Les Persans ont l’esprit très-prompt à placer une anecdote ou une citation des poëtes ; un seid (descendant du prophète), qui était dans notre société, en saisit bientôt l’occasion. Un chat faisait une promenade un peu aérienne autour d’une corniche du plafond : il finit par tomber d’une dizaine de pieds sans que cette chute lui eût causé aucun mal. Il n’en fallait pas davantage pour occuper longuement la conversation : notre turban vert demanda si nous connaissions la raison de cette propriété enviable du chat de faire impunément des sauts périlleux. J’eus la simplicité de provoquer l’explication historique de la chose, qu’il donna de la manière suivante :

Ali (homme saint le plus vénéré dans l’Iran) s’était un jour institué le distributeur des rations de l’humanité ; Omar (autre homme saint, ennemi du premier et très-respecté par les Sunnites), voulant convaincre Ali d’imposture, se présenta à lui en tenant un grain de blé entre le pouce et l’index ; très-disposé, si Ali lui en niait la propriété, à l’avaler pour le faire mentir, ou à le jeter s’il l’octroyait : « Ali, dit-il, ce grain est-il destiné à ma ration d’aujourd’hui ?
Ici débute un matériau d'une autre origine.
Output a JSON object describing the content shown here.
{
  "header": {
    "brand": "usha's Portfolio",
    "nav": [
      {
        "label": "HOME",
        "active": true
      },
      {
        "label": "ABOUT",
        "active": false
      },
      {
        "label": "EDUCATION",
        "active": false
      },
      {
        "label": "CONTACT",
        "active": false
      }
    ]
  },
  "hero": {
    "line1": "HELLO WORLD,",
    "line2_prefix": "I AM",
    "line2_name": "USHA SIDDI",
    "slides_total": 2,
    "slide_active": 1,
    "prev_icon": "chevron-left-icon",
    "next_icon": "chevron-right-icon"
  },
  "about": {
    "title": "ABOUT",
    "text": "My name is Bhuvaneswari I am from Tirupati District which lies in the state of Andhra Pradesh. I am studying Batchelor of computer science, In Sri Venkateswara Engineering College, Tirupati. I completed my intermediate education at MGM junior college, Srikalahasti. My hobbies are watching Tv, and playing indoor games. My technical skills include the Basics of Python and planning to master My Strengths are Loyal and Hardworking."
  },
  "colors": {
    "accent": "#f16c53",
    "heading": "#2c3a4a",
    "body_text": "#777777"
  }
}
— Non, » répondit celui-ci. Au même instant, Omar se lance le grain dans le gosier avec une telle précipitation qu’il lui fit faire fausse route de manière à être rejeté immédiatement. Le chat d’Ali, qui faisait le gros dos entre les jambes de son maître, avala aussitôt le grain, échappé ainsi à Omar, qui s’en alla toussant et confondu. En mémoire de ce service, Ali donna au chat la propriété de ne jamais toucher la terre avec son dos… Ce qu’il fallait démontrer !
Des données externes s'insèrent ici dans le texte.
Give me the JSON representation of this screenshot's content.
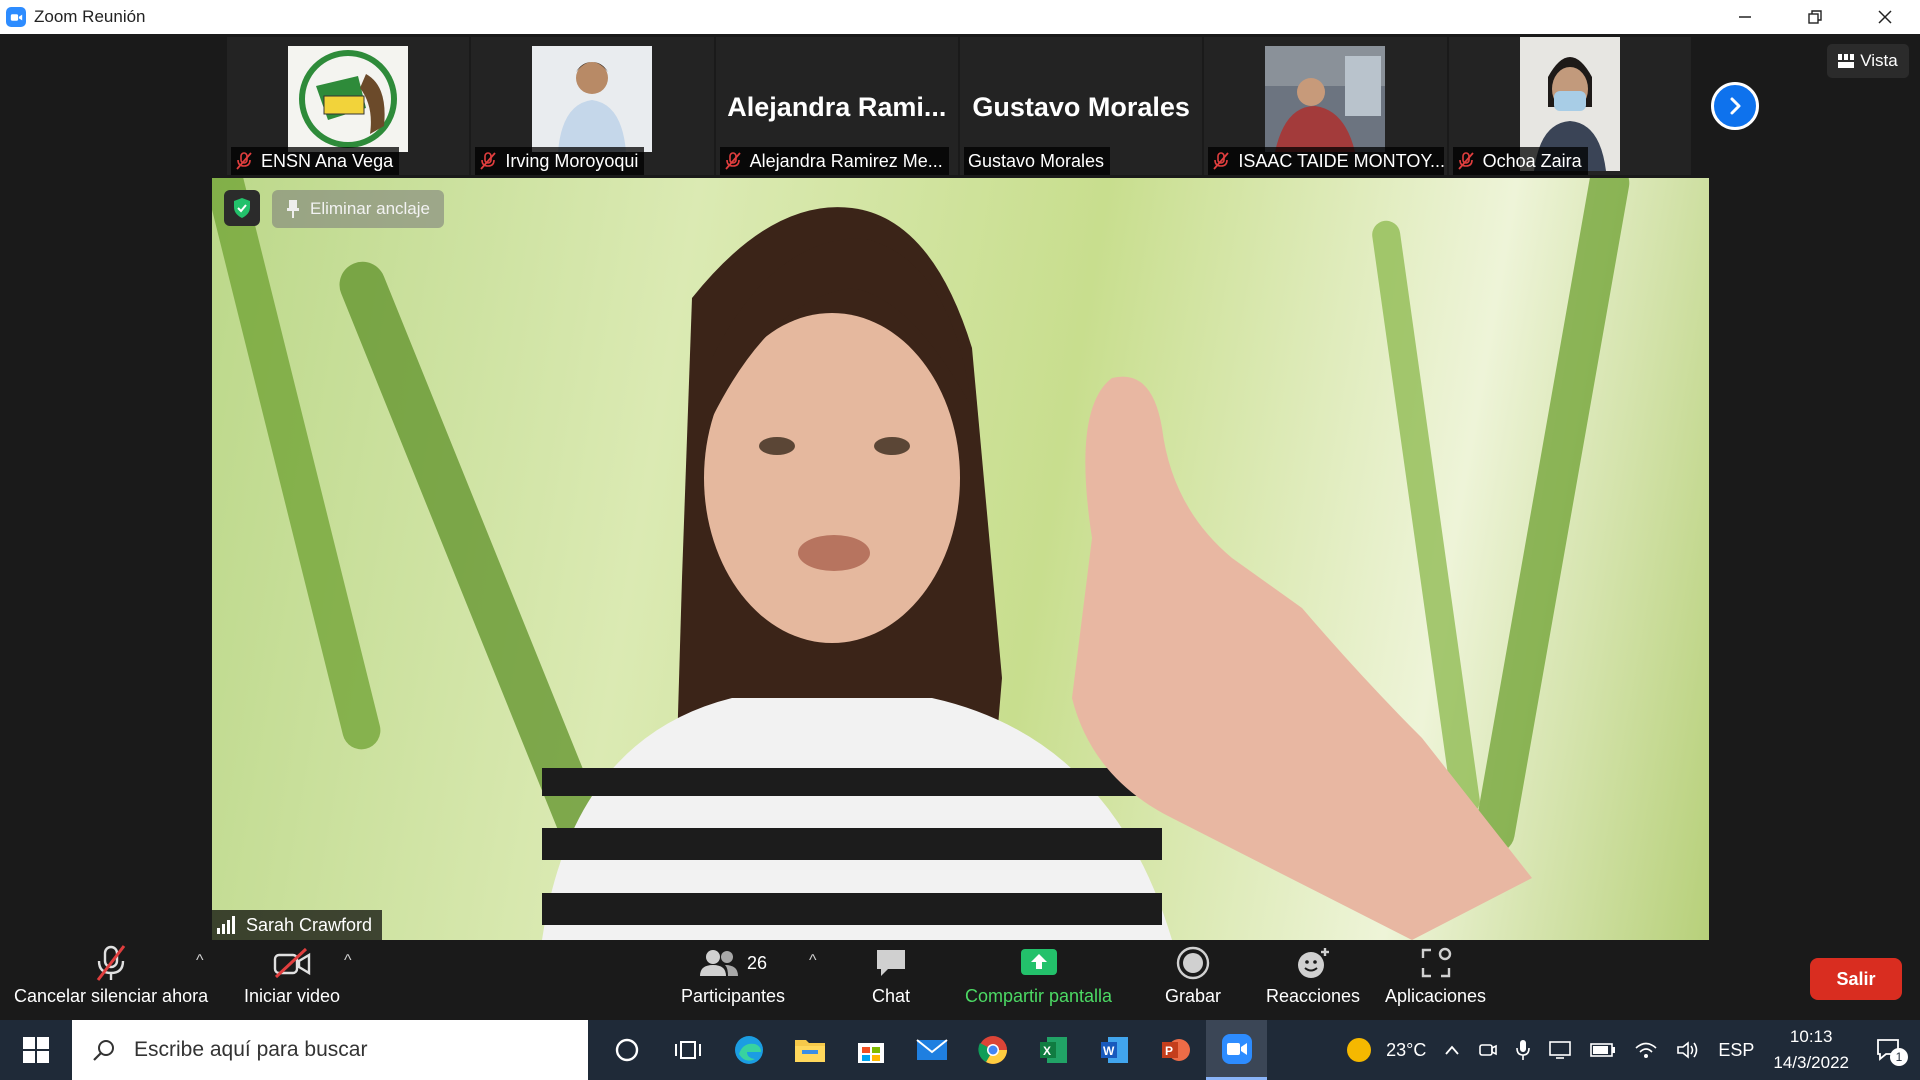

Comme je fis observer que l’iman avait un peu d’orgueil en voulant faire concurrence à Dieu, qui ne souffrirait certainement pas ce double emploi, mon seid dit qu’il m’amènerait un mollah (prêtre) plus instruit que lui pour discuter la question ; ce dont je le remerciai, ayant suffisamment appris la cause qui fait toujours tomber les chats sur leurs pattes.


Le départ de la chasse royale. — Le cortége du Schah.

Le lendemain à neuf heures du matin, un coup de canon retentit. C’est, en toute résidence du roi, le signal annonçant que le départ doit avoir lieu dans une heure.

On se prépara donc en toute hâte.

Ma cabane étant placée sur la route même que l’on devait suivre, je pus voir la cérémonie dans tous ses détails.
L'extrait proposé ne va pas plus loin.